As for coronary work, I personally think that in most intances it is doing an injustice to the patient. It is really hard to beat the standard coronary bypass that Tagart, Guyton and others have talked about in their lectures around the world. It's going to be really hard to even come close to the less than 1% mortality, 3 to 5 day hospital stay, 1% stroke rate, and a 90 to 95% one yr patentcy of all grafts, and a cost to the hospital of less than $15,000. It would be interesting to take a poll of cardiac surgeons across the country and ask them which they would rather have if they needed a coronary bypass- full sternotomy and standard coronary bypass or a minimally invasive approach with robotic takedown of their mammary.
Tom
-----Original Message-----
From: Hgrmd at aol.com
To: OpenHeart-L at lists.hsforum.com
Sent: Tue, 29 Apr 2008 7:34 am
Subject: Re: [HSF] RCA osteal lesion-osteal reconstruction
Tom,
I beg to differ.

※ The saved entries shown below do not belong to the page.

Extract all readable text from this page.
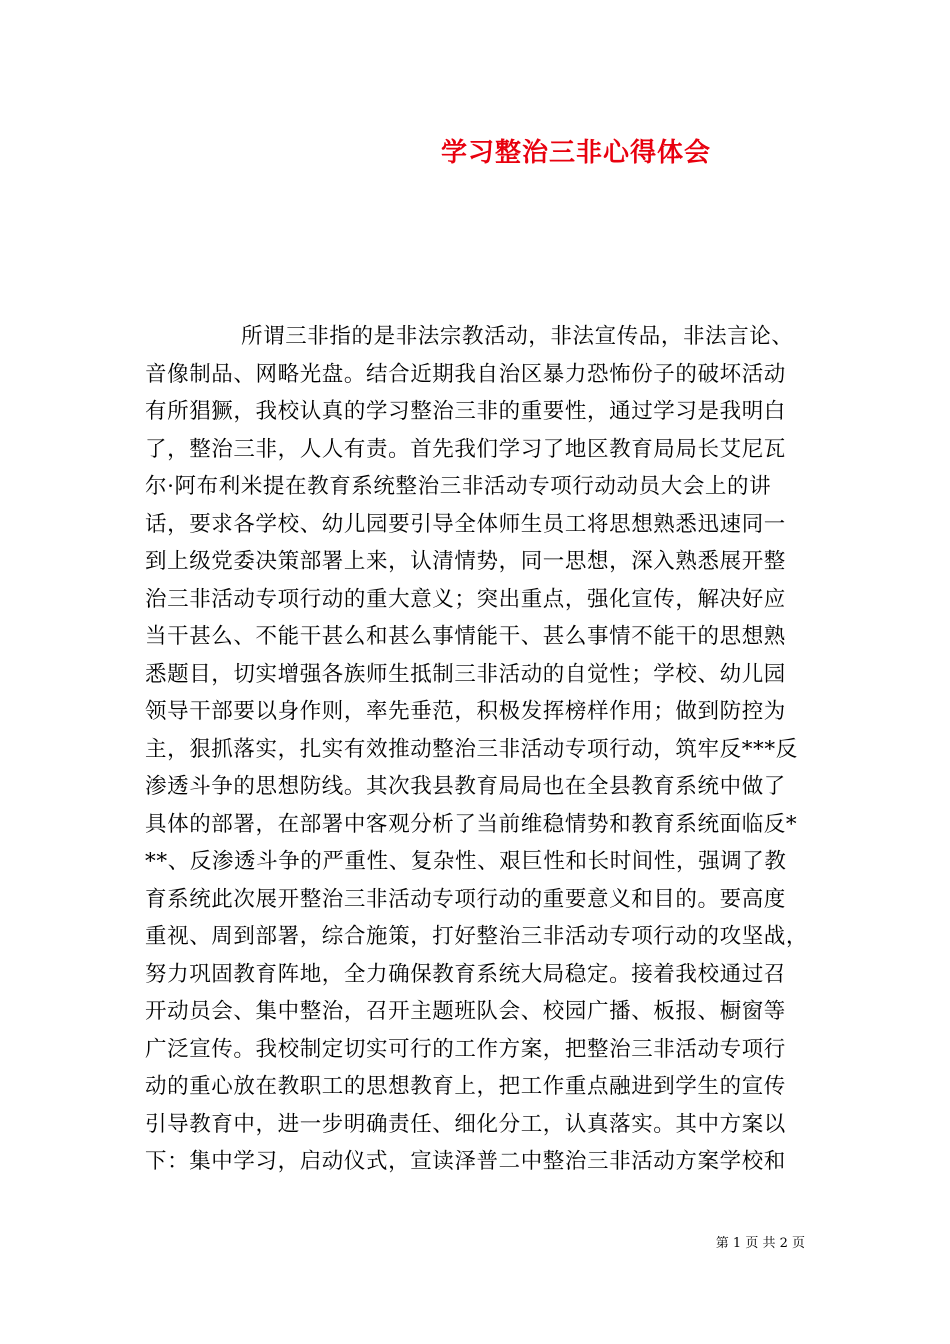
学习整治三非心得体会
所谓三非指的是非法宗教活动，非法宣传品，非法言论、
音像制品、网略光盘。结合近期我自治区暴力恐怖份子的破坏活动
有所猖獗，我校认真的学习整治三非的重要性，通过学习是我明白
了，整治三非，人人有责。首先我们学习了地区教育局局长艾尼瓦
尔·阿布利米提在教育系统整治三非活动专项行动动员大会上的讲
话，要求各学校、幼儿园要引导全体师生员工将思想熟悉迅速同一
到上级党委决策部署上来，认清情势，同一思想，深入熟悉展开整
治三非活动专项行动的重大意义；突出重点，强化宣传，解决好应
当干甚么、不能干甚么和甚么事情能干、甚么事情不能干的思想熟
悉题目，切实增强各族师生抵制三非活动的自觉性；学校、幼儿园
领导干部要以身作则，率先垂范，积极发挥榜样作用；做到防控为
主，狠抓落实，扎实有效推动整治三非活动专项行动，筑牢反***反
渗透斗争的思想防线。其次我县教育局局也在全县教育系统中做了
具体的部署，在部署中客观分析了当前维稳情势和教育系统面临反*
**、反渗透斗争的严重性、复杂性、艰巨性和长时间性，强调了教
育系统此次展开整治三非活动专项行动的重要意义和目的。要高度
重视、周到部署，综合施策，打好整治三非活动专项行动的攻坚战，
努力巩固教育阵地，全力确保教育系统大局稳定。接着我校通过召
开动员会、集中整治，召开主题班队会、校园广播、板报、橱窗等
广泛宣传。我校制定切实可行的工作方案，把整治三非活动专项行
动的重心放在教职工的思想教育上，把工作重点融进到学生的宣传
引导教育中，进一步明确责任、细化分工，认真落实。其中方案以
下：集中学习，启动仪式，宣读泽普二中整治三非活动方案学校和
第 1 页 共 2 页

Have you honestly ever sent a patient home on POD#2
after a complex mitral valve repair? I have. Though the learning curve is
daunting, I'm quite satisfied that I can offer selected patients an operation
comparable or even better than the open approach. For one thing, the high
percentage of CO2 in the closed right chest means I virtually never see bubbles
on
the left side of the heart during TEE. In contrast, that never occurs with
sternotomy. None of the nearly 50 robototic valve patients I've done have had
a postop neurologic deficit. With the optics on the robot, I can see the
subvalvular structures better than with a sternotomy. I'm now doing repairs
robotically that are at least as complex as what I do open. I still don't use
robotics for calcified annuli. The instruments are too flimsy to reliably
excise those areas.
Anyway, Tom, for us to stay relevant, we have to innovate. Otherwise, we
will eventually go the way of the blacksmith. In understand your reluctance
to embrace minimally invasive approaches. What are the residents going to
do? One thing I can tell you the stuff I'm doing can't be done by a kid who
was taking out colons 2 years earlier. It's a tough problem, but we have to
embrace it. I'm hearing the same things about AVI's. Well, if you don't learn
to do that, you will probably lose a fair amount of your aortic valve work.